I want you to enjoy yourself. Take this coupon for a discounted massage. Ask for Brenda — she’s the best.

“He kept spinning and then I realized I was the one spinning, or we both were.”

I want to see you when you can see me, and see you seeing me see you.

“I’ve forgotten what I wanted.”

I’ll be there if you’ll be there tomorrow, on your building’s front stoop.

“I promise I’ll get out of here and meet you at your apartment,” Lucien said, “tomorrow.”

Greer called George. “I’m so tired.”

“Let’s get coffee tomorrow,” he said. “Get you out of there.”

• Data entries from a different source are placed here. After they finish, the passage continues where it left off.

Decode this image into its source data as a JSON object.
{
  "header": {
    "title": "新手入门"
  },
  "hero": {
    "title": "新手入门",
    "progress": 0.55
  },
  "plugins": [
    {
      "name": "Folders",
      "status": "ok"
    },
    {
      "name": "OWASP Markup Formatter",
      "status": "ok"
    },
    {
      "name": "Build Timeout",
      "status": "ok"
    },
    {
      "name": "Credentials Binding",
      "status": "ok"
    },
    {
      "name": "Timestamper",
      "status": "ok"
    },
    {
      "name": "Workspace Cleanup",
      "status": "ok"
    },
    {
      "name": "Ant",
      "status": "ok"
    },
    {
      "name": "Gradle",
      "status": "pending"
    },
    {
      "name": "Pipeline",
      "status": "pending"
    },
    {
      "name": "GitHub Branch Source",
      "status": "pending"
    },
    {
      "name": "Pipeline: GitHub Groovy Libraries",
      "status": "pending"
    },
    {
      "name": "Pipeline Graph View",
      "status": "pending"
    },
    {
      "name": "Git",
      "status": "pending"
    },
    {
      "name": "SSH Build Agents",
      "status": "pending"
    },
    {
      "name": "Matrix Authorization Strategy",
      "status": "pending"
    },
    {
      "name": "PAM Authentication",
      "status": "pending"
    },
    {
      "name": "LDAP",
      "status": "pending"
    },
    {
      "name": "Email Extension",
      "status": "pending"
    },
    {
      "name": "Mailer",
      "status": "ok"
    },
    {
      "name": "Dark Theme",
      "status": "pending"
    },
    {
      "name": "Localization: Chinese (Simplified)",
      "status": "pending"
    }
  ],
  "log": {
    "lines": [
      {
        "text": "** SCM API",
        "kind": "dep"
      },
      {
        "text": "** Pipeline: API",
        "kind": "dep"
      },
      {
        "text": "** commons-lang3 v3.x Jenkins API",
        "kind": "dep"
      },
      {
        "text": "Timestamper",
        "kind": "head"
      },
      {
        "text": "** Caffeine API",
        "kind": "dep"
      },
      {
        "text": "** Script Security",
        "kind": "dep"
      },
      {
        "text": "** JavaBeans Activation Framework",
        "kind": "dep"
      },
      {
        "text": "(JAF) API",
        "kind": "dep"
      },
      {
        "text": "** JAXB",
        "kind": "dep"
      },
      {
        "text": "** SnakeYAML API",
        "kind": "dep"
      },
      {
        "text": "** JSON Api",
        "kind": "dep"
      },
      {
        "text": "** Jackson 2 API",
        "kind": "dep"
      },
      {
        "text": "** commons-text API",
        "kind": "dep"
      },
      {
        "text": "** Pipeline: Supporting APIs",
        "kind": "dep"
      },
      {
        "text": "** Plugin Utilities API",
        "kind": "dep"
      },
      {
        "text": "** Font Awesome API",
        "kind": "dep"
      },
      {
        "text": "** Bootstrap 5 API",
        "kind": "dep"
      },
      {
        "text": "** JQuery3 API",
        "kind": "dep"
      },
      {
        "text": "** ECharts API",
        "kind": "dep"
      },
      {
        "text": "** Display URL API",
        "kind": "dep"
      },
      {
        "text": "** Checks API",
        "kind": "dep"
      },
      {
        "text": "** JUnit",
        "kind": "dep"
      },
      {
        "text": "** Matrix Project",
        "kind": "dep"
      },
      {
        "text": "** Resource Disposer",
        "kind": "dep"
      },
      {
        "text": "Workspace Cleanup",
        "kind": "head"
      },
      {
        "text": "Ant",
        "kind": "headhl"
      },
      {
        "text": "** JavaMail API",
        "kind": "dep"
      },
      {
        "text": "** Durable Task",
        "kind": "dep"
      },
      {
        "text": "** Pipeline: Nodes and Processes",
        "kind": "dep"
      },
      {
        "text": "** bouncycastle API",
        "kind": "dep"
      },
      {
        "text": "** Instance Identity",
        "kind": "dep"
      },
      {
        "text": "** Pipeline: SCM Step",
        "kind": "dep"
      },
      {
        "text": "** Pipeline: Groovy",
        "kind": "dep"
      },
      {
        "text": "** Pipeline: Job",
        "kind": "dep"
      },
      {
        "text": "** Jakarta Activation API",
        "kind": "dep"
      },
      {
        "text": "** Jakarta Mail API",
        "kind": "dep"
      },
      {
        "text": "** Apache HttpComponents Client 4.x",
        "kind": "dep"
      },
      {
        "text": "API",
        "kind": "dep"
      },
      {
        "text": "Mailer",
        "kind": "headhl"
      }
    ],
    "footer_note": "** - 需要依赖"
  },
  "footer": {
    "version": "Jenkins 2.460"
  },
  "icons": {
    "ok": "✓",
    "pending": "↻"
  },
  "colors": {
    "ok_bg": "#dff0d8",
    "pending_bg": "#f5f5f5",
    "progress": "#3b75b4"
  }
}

Greer sat on her front stoop, walked around the block, sat again. Deafening thuds from the can factory, like a giant approaching. People, cars, dogs. Greer wasn’t sure who it would be coming to see her, or who she wanted it to be. With her bare eyes she could follow the cracks in the pavement, little weeds sprouting, the words “screw you” swiped through the dust on the back windows of a van. She could make out every detail before her, and yet she couldn’t see in advance what might happen before it did.

She put on her old glasses, distorting the vision of her corrected eyes, and a man rounded the corner at the end of the street. Panic clotted in her chest. Should she go upstairs? Should she lock herself in the bathroom? Would men call her phone and slip her messages under the door, and would she flush them down the toilet forever?

His strides quickened and she couldn’t tell who it was, couldn’t yet see. He blurred into the background like a photograph rubbed with sand, like the moment before a stranger’s face becomes familiar, or when a face, once dear, is forgotten.

A couple on the sidewalk parts to let the man pass. He walks with small, springy steps, his posture upright — she doesn’t know him, she is sure. A part of Greer’s life is over. Her heart is a door slamming shut. And yet the man is walking right to her, his pace slowing as he approaches, as though he knows it will be difficult for both of them, but they would do it, they would try to say, Hello.